In early December, E-Verify released new and revised MOUs that bind existing users and new users to changes made to the program. Most of these changes are not substantive but instead appear to reflect improved language and organization, as well as some enhanced privacy protections and instructions for reporting privacy and security breaches. While existing users do not need to execute new MOUs, they are bound by these changes. The effective date for existing users is January 8, 2014. For new users, the effective date of the revised MOUs is December 8, 2013.
A new feature of E-Verify is that the system now can lock Social Security numbers (SSNs) that appear to have been used fraudulently, like a credit card company can lock a credit card that appears to have been stolen. If an employee attempts to use a locked SSN, a TNC will be generated.
As mentioned above, participating employers agree to governmental information sharing. Three years ago, DHS formalized such information sharing and entered into an agreement with the Department of Justice’s (DOJ) Office of Special Counsel (OSC), the division in DOJ that prosecutes claims of discriminatory hiring practices. Under the agreement, DHS shares with OSC citizenship status and documentation data, which initially was to be used to identify trends that may indicate an employer’s discriminatory practices. However, once the DHS/OSC information sharing program was up and running, OSC began using this data to initiate investigations of employer discrimination, even in the absence of employee complaints. And, such investigations are on the rise.
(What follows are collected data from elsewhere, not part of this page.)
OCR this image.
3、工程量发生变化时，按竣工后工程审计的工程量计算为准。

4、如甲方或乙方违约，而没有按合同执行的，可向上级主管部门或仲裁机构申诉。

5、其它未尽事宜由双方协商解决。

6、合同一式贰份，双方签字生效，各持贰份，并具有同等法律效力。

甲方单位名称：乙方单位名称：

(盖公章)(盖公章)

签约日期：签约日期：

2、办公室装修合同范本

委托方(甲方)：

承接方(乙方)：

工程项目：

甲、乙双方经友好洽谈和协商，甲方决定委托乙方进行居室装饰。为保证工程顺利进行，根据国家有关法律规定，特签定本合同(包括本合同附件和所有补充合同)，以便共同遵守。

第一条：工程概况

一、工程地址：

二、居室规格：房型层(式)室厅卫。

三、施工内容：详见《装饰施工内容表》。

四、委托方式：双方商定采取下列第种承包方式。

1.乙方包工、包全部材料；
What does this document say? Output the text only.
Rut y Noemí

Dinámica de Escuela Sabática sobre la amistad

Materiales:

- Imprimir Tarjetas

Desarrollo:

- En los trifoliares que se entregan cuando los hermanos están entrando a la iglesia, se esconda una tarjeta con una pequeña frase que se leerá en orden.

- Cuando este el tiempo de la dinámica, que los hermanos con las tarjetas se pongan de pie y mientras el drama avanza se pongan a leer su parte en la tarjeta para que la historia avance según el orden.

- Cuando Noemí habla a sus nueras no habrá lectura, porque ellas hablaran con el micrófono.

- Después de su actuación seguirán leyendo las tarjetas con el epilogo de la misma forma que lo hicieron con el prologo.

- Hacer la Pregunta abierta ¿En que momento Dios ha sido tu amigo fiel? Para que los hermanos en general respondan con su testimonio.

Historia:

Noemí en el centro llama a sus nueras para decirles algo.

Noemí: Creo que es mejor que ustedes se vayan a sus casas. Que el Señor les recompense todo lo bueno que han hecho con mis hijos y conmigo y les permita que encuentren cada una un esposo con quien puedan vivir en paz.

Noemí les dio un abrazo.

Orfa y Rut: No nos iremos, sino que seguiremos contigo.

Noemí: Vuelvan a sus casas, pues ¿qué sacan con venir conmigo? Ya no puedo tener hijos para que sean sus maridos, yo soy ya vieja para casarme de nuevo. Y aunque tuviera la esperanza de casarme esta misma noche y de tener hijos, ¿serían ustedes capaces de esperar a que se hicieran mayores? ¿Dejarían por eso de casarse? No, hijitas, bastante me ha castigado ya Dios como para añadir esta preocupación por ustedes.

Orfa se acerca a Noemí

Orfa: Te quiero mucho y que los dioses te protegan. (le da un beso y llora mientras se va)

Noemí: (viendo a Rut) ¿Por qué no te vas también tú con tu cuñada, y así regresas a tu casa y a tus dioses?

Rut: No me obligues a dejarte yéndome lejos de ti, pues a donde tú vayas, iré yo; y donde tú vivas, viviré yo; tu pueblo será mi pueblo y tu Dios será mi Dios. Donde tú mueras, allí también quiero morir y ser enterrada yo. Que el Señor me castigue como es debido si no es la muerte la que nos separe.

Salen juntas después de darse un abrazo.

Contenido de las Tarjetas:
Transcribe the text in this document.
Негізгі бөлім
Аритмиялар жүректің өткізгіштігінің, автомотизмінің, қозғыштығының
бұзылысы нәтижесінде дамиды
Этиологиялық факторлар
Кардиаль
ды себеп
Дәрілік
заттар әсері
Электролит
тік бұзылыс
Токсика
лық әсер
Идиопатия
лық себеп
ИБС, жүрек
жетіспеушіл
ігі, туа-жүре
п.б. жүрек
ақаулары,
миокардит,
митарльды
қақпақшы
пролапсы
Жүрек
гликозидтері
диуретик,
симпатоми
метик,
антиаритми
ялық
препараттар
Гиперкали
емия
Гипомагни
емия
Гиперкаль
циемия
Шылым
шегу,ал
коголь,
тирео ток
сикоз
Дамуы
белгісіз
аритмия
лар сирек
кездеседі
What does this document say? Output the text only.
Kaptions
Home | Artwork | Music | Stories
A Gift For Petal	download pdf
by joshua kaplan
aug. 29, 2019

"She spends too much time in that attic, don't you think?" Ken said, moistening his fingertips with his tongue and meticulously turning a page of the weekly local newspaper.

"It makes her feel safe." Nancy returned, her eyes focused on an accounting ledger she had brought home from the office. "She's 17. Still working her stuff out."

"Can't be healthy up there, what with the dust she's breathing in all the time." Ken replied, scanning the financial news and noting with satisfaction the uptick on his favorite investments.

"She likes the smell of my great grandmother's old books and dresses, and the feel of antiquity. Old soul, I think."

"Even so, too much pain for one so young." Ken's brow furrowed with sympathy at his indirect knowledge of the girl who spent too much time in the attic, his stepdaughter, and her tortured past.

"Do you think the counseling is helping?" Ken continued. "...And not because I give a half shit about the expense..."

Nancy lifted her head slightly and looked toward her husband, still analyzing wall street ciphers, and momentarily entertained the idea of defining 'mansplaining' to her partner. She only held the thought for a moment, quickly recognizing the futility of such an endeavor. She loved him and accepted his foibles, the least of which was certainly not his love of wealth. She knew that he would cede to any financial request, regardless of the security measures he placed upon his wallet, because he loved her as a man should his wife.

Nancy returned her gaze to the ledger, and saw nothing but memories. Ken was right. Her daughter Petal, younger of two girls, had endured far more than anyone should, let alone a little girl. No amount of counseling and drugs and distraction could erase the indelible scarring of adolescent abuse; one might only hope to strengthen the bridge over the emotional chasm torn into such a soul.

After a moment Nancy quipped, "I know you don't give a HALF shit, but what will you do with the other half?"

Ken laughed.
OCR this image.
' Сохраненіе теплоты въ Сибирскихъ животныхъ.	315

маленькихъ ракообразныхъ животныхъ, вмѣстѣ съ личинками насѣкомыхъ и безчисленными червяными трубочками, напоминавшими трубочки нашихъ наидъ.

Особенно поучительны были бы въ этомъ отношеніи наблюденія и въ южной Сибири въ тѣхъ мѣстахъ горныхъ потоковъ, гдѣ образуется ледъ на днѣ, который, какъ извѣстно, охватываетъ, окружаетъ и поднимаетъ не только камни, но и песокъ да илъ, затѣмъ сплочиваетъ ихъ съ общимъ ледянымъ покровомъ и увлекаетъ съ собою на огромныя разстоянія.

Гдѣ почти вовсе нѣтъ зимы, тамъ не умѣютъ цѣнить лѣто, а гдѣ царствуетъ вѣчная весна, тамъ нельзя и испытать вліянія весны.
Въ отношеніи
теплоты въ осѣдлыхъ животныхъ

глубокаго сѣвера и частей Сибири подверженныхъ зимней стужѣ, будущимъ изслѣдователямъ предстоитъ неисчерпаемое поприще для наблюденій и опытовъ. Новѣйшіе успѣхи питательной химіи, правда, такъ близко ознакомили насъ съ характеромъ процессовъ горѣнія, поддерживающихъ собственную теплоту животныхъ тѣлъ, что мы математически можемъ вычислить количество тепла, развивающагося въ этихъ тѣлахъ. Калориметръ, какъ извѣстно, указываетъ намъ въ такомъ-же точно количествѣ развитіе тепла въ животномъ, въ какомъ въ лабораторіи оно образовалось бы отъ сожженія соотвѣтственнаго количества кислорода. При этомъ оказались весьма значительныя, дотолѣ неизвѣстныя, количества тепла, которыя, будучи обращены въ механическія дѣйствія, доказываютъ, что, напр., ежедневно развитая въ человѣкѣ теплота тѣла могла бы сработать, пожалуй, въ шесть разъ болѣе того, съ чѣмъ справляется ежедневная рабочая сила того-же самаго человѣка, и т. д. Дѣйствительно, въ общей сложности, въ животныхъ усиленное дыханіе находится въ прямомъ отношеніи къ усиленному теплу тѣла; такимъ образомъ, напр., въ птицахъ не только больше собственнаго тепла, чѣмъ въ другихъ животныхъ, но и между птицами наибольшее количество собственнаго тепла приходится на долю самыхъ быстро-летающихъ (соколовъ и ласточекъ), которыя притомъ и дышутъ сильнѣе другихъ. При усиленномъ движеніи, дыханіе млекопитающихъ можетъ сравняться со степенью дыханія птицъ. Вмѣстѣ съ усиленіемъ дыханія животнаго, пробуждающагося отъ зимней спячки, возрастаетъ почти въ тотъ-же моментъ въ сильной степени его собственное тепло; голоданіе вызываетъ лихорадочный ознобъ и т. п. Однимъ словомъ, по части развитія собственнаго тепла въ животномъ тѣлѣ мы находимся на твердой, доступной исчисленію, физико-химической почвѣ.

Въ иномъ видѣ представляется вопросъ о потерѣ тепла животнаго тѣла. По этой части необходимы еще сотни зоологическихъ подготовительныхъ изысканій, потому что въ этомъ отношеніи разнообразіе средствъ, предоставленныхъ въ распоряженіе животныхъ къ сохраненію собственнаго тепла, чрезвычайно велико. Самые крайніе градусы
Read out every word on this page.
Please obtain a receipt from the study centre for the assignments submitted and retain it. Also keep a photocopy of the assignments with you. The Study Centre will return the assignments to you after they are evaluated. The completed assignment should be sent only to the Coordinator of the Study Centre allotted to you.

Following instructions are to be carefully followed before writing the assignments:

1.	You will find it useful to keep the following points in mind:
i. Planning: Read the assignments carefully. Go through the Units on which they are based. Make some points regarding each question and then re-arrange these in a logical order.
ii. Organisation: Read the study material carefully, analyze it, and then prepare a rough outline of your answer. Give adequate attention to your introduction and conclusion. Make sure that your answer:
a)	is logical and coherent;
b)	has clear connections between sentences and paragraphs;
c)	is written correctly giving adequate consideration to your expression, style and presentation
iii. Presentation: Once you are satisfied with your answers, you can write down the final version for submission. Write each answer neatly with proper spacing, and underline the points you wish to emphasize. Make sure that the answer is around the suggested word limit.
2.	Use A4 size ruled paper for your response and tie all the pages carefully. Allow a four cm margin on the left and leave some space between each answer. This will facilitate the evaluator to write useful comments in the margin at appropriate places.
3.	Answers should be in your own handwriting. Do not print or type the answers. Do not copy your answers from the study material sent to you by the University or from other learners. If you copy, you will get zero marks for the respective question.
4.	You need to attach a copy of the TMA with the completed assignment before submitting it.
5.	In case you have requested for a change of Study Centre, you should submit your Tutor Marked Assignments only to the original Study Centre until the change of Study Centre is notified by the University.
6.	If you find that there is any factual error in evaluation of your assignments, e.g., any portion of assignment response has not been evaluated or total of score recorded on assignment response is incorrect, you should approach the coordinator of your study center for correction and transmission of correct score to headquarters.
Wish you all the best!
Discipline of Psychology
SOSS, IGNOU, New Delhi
With more and more employers enrolling in E-Verify — either because they want greater confidence in the validity of the documents presented by their employees and less risk of fines for making mistakes, or because they are now required to do so — it has become increasingly important for employers to understand all aspects of the program and ensure that their staff are well versed and trained in the program’s requirements. For starters, employers who use E-Verify are strongly encouraged to review and familiarize themselves with the new or revised MOU that applies to them. Employers should also adopt best practices, which include preparing a policy-and-procedure manual for I-9 and E-Verify compliance; providing annual and mandatory training for all individuals who complete the company’s I-9s; and periodically auditing and reviewing the company’s processes to ensure that they are being followed properly.